How much risk is sufficient to constitute being in danger, though?  It's risky to be a black or a female blogger in the world of Philosophy, to be sure, but is it as risky as being an atheist blogger in Bangladesh?  Yancy received what could reasonably be interpreted as threats of violence in response to his NYT essay, but did they rise to the level of "believable" death-threats?

Does it matter?

Last summer, a close friend and colleague of mine (who is black, female, and an academic) was targeted and viciously harassed in a coordinated assault by conservative websites (and the individual  troll-minions of those sites). Some of that harassment took the form of unambiguous threats of personal, physical and sexual assault. There is no doubt in my mind that it is a bona fide "risk" for black women to express their views in public, not only on the Internet but anywhere at all.  

I've also been the target of Internet trolls (see here), and although I've also (like almost every digitally-active woman I know) received anonymous Twitter and email threats of violence, I've never seriously worried for my IRL safety.  Even after spending a good deal of my professional academic life thinking and writing about risk and security (see here and here), I now find that these previously unambiguous categories have been significantly complicated for me by the vicissitudes of "digital life."  

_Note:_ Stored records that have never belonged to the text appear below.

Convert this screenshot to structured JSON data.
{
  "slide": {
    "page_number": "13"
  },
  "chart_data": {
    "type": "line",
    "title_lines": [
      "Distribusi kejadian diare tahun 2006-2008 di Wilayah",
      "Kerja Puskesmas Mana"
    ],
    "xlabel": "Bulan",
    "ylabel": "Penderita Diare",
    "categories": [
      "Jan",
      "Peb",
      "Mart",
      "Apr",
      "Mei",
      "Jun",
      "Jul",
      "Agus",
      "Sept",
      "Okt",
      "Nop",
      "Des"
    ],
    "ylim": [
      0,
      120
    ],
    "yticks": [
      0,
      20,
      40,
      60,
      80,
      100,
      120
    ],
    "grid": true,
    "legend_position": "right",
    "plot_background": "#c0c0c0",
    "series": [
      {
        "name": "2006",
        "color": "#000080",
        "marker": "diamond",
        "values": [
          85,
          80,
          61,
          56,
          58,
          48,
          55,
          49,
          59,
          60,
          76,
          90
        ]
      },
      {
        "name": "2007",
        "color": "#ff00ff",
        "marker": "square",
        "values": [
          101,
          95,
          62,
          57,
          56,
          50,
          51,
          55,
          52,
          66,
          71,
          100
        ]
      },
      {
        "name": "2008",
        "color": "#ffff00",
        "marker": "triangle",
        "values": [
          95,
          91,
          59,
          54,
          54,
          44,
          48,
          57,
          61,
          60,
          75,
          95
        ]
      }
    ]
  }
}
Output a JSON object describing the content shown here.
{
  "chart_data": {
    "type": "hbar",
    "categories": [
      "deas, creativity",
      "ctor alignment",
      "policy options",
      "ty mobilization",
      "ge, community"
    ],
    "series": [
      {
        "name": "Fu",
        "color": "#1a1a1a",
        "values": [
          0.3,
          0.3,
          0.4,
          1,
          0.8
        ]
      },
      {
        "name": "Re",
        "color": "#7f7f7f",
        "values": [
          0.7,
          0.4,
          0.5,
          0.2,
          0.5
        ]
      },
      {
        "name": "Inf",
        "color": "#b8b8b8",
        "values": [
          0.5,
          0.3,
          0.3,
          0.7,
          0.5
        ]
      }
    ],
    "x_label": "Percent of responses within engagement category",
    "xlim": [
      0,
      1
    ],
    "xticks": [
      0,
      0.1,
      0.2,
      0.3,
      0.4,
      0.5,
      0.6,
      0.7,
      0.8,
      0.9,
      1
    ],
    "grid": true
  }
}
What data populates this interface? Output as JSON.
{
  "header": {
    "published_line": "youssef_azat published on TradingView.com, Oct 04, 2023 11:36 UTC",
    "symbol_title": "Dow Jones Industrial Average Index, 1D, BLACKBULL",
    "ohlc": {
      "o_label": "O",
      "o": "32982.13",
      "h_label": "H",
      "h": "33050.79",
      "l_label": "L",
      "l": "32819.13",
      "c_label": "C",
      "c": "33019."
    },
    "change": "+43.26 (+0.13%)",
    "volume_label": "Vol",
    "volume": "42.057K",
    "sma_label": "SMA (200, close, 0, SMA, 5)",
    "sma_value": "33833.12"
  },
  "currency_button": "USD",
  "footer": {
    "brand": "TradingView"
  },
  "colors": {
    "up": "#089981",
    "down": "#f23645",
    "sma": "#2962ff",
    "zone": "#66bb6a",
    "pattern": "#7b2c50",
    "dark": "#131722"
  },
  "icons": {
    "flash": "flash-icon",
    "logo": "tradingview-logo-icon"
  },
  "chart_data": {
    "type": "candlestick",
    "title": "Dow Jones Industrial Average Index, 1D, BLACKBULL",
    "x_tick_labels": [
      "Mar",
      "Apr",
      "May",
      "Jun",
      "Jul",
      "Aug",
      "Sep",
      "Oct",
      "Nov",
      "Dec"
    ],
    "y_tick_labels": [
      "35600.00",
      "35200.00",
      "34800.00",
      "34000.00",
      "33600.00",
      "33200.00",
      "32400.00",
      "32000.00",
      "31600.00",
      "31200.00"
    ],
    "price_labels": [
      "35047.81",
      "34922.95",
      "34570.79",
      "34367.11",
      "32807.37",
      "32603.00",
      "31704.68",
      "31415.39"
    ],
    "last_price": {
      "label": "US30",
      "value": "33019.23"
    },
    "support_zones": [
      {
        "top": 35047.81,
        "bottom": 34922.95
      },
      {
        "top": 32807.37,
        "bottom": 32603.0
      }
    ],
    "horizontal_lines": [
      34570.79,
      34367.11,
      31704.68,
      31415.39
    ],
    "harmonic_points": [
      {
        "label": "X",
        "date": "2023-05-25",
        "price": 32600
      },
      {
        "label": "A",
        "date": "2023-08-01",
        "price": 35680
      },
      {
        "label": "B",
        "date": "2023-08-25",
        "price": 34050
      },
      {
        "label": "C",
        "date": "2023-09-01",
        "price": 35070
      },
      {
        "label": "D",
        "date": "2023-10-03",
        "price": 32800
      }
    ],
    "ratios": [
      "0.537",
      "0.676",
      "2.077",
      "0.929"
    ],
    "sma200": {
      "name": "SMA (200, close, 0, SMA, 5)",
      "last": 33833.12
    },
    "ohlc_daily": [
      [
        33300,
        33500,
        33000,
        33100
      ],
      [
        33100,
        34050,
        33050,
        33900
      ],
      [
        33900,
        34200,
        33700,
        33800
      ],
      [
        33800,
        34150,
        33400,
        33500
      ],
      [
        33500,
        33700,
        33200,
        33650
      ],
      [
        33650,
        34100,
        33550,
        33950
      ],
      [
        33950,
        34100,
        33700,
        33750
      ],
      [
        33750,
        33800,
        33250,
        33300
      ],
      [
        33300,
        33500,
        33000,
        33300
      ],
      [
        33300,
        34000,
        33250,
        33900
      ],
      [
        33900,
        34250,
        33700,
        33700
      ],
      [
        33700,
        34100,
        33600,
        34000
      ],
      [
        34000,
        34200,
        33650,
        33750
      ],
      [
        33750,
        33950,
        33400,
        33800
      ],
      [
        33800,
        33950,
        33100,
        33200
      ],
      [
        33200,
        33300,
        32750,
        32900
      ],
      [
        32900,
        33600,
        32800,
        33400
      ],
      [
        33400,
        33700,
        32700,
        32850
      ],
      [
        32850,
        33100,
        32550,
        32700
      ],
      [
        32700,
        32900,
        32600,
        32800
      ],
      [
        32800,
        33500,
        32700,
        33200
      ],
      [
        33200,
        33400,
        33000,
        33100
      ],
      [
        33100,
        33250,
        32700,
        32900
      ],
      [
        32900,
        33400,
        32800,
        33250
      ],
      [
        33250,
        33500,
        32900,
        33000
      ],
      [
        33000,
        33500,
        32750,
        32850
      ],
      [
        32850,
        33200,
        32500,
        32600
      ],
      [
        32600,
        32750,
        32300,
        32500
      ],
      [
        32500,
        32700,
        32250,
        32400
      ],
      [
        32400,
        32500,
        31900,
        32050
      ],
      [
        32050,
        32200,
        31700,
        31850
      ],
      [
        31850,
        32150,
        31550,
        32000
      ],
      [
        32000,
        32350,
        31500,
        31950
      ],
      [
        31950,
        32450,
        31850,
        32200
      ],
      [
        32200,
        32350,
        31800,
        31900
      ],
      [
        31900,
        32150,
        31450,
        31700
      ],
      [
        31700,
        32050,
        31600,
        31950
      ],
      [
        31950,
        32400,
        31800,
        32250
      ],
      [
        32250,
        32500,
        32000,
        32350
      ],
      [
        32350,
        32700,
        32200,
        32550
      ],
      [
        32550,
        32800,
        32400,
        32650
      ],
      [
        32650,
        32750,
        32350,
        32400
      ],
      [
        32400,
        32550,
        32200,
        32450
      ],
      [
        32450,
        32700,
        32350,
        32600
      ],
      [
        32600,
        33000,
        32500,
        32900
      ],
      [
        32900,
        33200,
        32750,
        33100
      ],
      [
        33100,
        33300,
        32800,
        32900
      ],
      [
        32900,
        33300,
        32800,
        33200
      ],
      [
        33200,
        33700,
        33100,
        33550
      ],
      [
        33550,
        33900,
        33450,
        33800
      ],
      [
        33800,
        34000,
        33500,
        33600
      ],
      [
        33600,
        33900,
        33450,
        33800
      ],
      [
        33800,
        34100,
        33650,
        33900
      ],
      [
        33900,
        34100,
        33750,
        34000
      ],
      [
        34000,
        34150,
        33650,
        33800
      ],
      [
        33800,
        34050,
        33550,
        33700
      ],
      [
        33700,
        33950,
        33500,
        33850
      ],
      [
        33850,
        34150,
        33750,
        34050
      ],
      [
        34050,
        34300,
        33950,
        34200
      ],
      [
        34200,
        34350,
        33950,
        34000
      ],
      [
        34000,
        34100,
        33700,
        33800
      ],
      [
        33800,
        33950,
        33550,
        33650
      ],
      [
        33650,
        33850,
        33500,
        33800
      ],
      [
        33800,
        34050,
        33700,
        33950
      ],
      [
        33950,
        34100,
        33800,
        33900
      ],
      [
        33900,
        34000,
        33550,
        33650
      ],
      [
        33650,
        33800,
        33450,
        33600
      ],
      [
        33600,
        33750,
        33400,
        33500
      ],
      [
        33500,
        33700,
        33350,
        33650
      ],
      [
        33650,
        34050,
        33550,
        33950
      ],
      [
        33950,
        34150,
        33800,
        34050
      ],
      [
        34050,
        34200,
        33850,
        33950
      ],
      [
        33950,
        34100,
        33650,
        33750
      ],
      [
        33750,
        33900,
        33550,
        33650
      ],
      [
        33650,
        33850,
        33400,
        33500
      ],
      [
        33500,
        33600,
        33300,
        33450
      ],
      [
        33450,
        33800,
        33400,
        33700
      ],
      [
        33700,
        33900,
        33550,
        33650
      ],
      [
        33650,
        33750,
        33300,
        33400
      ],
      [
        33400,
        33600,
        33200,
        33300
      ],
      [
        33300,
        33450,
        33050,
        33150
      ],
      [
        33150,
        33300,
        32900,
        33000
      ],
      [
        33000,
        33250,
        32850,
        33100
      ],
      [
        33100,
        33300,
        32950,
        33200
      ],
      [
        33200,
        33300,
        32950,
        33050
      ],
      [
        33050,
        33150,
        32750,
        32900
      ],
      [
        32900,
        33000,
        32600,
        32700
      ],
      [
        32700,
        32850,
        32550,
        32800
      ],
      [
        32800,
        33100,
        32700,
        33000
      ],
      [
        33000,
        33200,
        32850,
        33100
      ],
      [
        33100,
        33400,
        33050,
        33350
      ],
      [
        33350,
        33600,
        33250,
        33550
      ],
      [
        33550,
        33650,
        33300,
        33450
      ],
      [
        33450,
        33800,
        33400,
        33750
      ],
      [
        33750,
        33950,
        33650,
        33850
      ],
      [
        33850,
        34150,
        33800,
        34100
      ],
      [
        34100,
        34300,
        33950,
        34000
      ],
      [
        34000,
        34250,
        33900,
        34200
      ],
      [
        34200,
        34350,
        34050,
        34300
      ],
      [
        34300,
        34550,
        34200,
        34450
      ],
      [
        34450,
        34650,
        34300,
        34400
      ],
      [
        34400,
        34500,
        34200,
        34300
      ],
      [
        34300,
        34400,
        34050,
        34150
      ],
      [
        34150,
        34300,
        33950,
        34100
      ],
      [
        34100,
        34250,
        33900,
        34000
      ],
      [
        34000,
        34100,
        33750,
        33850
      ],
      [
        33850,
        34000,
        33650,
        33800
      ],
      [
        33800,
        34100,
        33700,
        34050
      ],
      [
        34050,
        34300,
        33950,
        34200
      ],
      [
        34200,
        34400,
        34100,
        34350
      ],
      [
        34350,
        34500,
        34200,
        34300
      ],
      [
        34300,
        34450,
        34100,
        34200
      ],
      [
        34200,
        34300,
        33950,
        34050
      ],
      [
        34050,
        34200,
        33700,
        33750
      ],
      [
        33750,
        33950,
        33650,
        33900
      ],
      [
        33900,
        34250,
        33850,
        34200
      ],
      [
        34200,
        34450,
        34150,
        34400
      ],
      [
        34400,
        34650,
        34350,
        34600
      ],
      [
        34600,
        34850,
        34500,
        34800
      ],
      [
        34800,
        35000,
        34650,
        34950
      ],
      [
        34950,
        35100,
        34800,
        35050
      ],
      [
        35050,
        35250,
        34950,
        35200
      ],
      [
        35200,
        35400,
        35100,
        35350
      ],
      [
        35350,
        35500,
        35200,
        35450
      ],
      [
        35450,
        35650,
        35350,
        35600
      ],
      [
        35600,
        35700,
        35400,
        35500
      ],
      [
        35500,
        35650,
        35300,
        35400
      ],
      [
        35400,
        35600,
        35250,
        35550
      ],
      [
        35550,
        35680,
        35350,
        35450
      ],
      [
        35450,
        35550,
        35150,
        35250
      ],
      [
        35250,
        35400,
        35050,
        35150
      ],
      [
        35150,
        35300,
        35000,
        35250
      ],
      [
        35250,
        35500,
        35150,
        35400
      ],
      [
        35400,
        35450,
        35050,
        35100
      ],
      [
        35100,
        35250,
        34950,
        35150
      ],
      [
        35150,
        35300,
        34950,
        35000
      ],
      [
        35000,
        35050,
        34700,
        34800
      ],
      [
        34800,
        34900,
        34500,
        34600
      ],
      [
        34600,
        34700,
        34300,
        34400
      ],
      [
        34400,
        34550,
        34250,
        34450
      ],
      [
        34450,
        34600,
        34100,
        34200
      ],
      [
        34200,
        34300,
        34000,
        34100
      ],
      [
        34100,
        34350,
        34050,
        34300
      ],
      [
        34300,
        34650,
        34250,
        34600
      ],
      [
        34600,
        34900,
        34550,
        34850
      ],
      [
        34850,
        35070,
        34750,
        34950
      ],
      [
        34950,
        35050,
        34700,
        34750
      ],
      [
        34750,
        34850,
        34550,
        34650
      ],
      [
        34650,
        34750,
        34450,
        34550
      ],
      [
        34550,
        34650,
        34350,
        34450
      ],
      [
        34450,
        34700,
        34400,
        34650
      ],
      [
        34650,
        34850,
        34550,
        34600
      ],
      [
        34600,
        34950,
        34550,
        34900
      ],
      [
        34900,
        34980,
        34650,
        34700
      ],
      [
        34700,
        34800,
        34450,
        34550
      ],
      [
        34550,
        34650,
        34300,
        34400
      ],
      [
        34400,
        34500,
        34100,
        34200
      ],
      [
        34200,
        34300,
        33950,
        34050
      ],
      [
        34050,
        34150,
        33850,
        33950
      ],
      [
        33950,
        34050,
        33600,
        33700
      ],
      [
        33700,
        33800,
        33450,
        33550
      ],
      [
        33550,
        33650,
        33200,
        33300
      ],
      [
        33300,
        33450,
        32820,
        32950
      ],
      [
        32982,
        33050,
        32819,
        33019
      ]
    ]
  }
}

I don't know how to end this post, except to say (1) that speaking in public (digitally or IRL) is, as it has ever been, immensely risky, (2) that doing so isn't as risky for some, or at least not in the same way, as it is for others, (3) that it is worth investing time and effort into distinguishing between these categories and levels of risk as well as the category of persons for whom risk is greatest, and finally (4) that there is a real danger to eliding the categories of risk and the categories of persons who suffer it.